3. Questa Corte, in tema di valutazione delle condizioni di salute incompatibili con lo stato detentivo e nell'intento di un opportuno bilanciamento tra le esigenze cautelari e la tutela del diritto alla salute, ha altresì posto la precisa regola di giudizio secondo la quale la valutazione della gravità delle condizioni di salute del detenuto e della conseguente incompatibilità col regime carcerario deve essere effettuata sia in astratto, con riferimento ai parametri stabiliti dalla legge, sia in concreto, con riferimento alla possibilità di effettiva somministrazione nel circuito penitenziario delle terapie di cui egli necessita. Ne consegue che, da un lato, la permanenza nel sistema penitenziario può essere deliberata se il giudice accerta che esistano istituti in relazione ai quali possa formularsi un giudizio di compatibilità, e, dall'altro, che tale accertamento deve rappresentare un prius rispetto alla decisione e non una mera modalità esecutiva della stessa, rimessa all'autorità amministrativa (v., da ultimo, Sez. 6, n. 4117 del 10/01/2018 cc. - dep. 29/01/2018, Rv. 272184 - 01; tra le tante, in una fattispecie analoga alla presente, cfr. Sez. 5, n. 16500 del 15/03/2006 cc. - dep. 15/05/2006, Rv. 234446 - 01). E' stato altresì spiegato che, in ossequio ai dettami dell'art. 32 Cost. e art. 27 Cost., comma 3, ed agli arresti della Corte di Strasburgo in tema di interpretazione dell'art. 3 della Convenzione Edu (tra le altre: Jalloh c. Germania ric. n. 54810/00; Coppola c.Italia, n. 50550/06), la valutazione sull'incompatibilità tra il regime detentivo carcerario e le condizioni di salute del recluso, ovvero sulla possibilità che il mantenimento dello stato di detenzione di persona gravemente debilitata e/o ammalata costituisca trattamento inumano o degradante, va effettuata tenendo comparativamente conto delle condizioni complessive di salute e di detenzione ed implica un giudizio non soltanto di astratta idoneità dei presidi sanitari e terapeutici posti a disposizione del detenuto, ma anche di concreta adeguatezza delle possibilità di cura ed assistenza che nella situazione specifica è possibile assicurare al predetto (Sez. 1, n. 30495 del 5/07/2011, Vardaro, Rv. 251478).

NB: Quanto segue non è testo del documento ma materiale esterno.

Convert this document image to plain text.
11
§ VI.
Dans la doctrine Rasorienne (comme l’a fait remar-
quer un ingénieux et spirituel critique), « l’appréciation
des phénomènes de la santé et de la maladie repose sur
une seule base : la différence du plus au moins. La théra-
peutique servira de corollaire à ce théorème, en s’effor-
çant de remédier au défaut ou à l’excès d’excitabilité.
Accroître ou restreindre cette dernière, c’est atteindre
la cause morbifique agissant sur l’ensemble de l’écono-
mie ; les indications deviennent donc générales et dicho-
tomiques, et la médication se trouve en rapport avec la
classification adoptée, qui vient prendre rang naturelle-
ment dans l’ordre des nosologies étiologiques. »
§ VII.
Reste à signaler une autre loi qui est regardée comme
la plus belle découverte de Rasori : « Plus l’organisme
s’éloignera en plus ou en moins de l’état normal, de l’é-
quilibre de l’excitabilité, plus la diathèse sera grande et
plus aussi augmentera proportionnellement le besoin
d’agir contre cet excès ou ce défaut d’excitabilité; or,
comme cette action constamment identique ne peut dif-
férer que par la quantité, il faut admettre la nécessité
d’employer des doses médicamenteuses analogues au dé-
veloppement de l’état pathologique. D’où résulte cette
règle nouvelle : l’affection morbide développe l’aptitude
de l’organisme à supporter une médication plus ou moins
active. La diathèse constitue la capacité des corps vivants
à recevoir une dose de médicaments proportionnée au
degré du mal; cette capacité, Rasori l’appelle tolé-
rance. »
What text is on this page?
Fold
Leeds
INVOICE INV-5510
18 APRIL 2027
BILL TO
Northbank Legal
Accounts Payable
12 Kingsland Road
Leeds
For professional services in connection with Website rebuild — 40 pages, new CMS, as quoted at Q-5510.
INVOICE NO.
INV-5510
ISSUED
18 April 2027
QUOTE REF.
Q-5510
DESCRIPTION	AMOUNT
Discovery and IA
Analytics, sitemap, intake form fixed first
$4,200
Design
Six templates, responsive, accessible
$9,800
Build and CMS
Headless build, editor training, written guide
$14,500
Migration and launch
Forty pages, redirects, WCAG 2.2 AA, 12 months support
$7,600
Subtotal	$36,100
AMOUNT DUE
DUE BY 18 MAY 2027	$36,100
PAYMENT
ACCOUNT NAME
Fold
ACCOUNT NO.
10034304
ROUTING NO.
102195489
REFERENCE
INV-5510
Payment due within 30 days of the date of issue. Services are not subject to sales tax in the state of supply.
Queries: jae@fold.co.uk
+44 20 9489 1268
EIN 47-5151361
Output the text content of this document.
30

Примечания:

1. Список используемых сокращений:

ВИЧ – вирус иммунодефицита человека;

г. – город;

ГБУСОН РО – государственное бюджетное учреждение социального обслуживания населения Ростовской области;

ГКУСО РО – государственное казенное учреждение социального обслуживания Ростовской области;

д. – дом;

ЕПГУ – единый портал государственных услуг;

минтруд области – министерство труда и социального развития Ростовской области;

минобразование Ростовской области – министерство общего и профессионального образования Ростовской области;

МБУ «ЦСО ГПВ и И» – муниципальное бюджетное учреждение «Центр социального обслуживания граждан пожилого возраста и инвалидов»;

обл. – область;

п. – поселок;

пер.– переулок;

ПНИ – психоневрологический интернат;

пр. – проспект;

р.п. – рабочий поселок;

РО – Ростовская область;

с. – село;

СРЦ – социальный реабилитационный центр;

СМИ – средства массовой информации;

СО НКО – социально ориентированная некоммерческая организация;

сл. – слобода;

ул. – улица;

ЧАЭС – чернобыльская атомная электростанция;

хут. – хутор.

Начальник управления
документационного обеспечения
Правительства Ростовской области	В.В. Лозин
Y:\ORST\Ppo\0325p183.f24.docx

In altre parole, compete al giudice (eventualmente coadiuvato da soggetto in possesso delle necessarie conoscenze tecnico - scientifiche) e a nessun altro il compito di stabilire se, con riferimento a quel determinato detenuto, esistano nella rete carceraria italiana istituti caratterizzati da quelle condizioni che rendano compatibile il regime detentivo con lo stato di salute del predetto.
4. Alla luce di tali premesse, il primo motivo è fondato, in quanto i giudici di merito non hanno accertato in concreto la compatibilità del regime carcerario con le condizioni di salute del ricorrente, rimettendo tale accertamento all'Amministrazione penitenziaria, investita di adottare "misure per garantire nell'ambiente carcerario l'incolumità dell'imputato anche mediante trasferimento dello stesso in ambienti detentivi privi di barriere architettoniche oppure in istituti ove vi è la disponibilità di personale o volontari che svolgano attività eseguite dal piantone".
5. In conclusione, l'ordinanza impugnata va annullata con rinvio al Tribunale di Roma per nuovo giudizio.
P.Q.M.
Annulla l'ordinanza impugnata e rinvia al Tribunale di Roma - Sezione Riesame per nuovo giudizio. Si provveda ai sensi dell'art. 94 disp. att. c.p.p., comma 1 ter.
Così deciso in Roma, il 19 giugno 2020.